結局、満たされない欲求の捌け口として、咀嚼しやすい創作物を消費する側に身をやつしている訳だが、これは欺瞞だ。

などと、いつものように答えのない知的風自虐問答を脳内で繰り広げる。この思想に取り憑かれるのも何回目だろう。全く成長していない。

「もし?」

「は?」

「もしもし?」

木村の脳内で声がする。

「何だ?!」

「わしじゃ。記念仙人じゃよ。そなたがこの思想に取り憑かれたのはこれで1000回目。それを記念しに来たのじゃ。」

「は?桃鉄かよ。」

「聞こえとるぞ。何じゃその『ももてつ』とやらは?」

「心読む系かよ。でも一体心を読むとはどの段階まで読めるんだ?俺がふと考える、もの凄く不謹慎なことも暴かれてしまうのか?今、考えている事と心の中にある事との違いは何だ?」

「その類の思想に取り憑かれるのも769回目じゃが。
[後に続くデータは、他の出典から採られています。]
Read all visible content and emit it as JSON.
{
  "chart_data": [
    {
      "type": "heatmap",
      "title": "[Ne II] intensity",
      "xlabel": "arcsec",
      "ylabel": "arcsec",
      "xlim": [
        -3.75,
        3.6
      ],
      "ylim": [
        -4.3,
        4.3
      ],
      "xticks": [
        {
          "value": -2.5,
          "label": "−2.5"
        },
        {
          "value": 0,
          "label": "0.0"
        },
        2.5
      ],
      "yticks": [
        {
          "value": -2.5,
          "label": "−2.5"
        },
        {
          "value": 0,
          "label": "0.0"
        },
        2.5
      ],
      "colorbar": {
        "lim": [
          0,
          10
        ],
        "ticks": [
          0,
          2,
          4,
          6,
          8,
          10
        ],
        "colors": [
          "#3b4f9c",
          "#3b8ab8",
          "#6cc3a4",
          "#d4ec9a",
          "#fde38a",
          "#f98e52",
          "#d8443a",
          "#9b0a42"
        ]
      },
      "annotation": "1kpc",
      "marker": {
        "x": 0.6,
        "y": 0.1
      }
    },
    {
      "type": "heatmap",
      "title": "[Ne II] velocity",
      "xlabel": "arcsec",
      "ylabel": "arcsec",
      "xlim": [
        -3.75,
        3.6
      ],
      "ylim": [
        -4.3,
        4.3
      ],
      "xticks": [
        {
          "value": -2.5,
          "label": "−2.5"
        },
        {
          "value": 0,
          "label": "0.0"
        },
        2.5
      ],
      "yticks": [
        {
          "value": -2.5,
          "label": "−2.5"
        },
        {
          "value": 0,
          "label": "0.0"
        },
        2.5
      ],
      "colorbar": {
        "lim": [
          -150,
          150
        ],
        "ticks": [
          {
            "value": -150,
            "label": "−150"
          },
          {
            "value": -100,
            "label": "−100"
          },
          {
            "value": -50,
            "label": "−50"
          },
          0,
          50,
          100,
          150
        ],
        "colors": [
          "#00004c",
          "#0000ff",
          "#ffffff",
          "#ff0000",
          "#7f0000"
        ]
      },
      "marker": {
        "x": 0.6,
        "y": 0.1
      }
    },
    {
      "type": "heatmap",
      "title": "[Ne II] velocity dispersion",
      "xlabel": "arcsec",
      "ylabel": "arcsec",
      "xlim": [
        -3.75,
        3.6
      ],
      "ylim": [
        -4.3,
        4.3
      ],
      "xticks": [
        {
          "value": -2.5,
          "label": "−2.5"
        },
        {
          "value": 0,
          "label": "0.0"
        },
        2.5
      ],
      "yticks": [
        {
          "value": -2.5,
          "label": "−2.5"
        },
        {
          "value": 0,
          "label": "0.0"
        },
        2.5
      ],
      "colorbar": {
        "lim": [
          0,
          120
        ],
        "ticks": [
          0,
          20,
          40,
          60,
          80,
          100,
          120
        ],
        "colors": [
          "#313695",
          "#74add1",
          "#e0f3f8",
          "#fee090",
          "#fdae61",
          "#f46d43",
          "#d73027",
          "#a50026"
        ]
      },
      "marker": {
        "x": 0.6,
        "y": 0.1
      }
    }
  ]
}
まぁ細かいことを考えるでない。
とにかくお主のその自虐的な思想の試行回数を記念してプレゼントじゃ。」

「これって世界中、誰でも1000回…」

「もうよい!話を聞け!記念して、とある能力をプレゼントじゃ!」

面倒になったのか、脳内に語りかけてきた仙人とやらは矢継ぎ早に説明し始めた。

「能力とは、名付けて『千円で交渉成立』じゃ。
お主が誰かに交渉ごとを持ちかけて千円でどう?というとあら不思議、交渉成立じゃ!
これ使ってもう少し人生楽しむのじゃぞ~」

「ちょ、なんで千円?回数制限あり?」
もう返答はなかった。

なろうの読み過ぎで頭がおかしくなったか?
眼前にはパソコンがあり、六畳半のいつもの部屋だ。
「はぁ、何だよもう。アホらし。」
腹が減ったし、コンビニにでも行くことにした。